5. Waarom duurt het zo ontzettend lang voordat alle problemen in kaart gebracht zijn? Verwacht u nog meer problemen?


In april zijn de Weense trams in de praktijk getest door proefrijden op de bestaande infrastructuur. Op dit moment wordt gewerkt aan oplossingen voor de in de testfase geconstateerde problemen. Overigens is de vertraging van de invoering van de Weense tram ook te wijten aan de overdracht van de infrastructuur van ProRail naar BRU.

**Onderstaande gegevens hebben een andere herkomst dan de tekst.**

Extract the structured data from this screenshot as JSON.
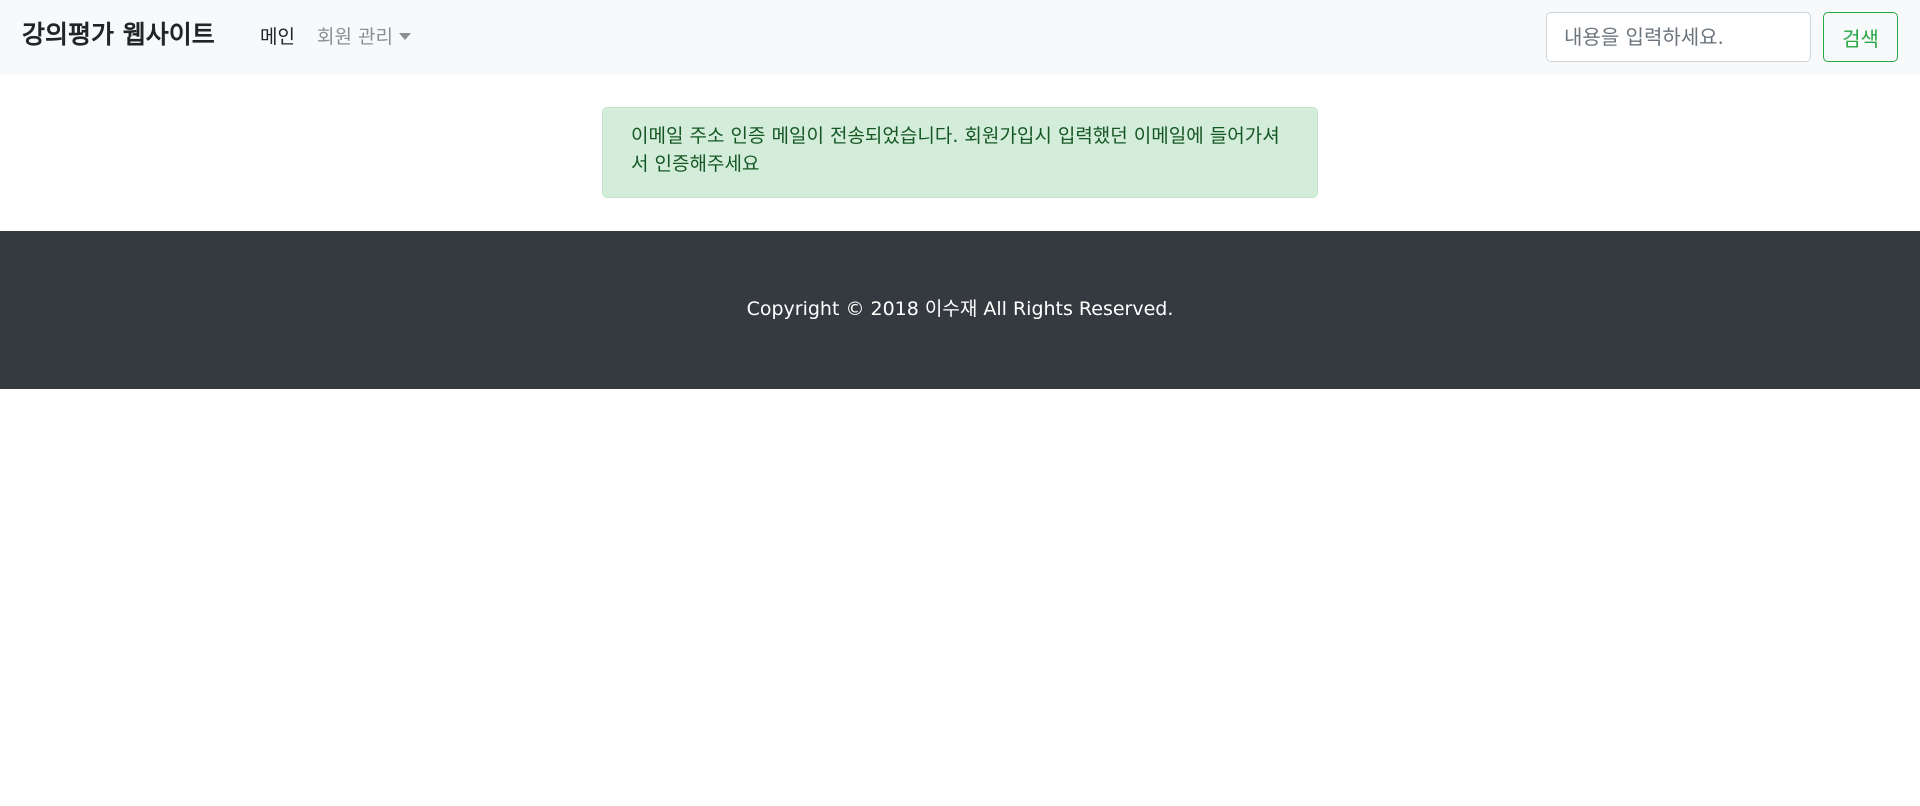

6. Wat heeft alles tot nu toe al gekost? Wat zijn tot nu toe de meerkosten door de problemen?


De geschetste problematiek leidt tot vertraging van de inzet van de extra trams. Verder is slechts beperkt sprake van meerkosten. Deze worden veroorzaakt doordat het invoeringstraject meer inspanning van BRU en de gemeente vraagt. Daarnaast dient BRU mogelijk een schadevergoeding te betalen aan de vervoerder, omdat de extra trams later in de tijd in de dienstregeling zullen worden opgenomen.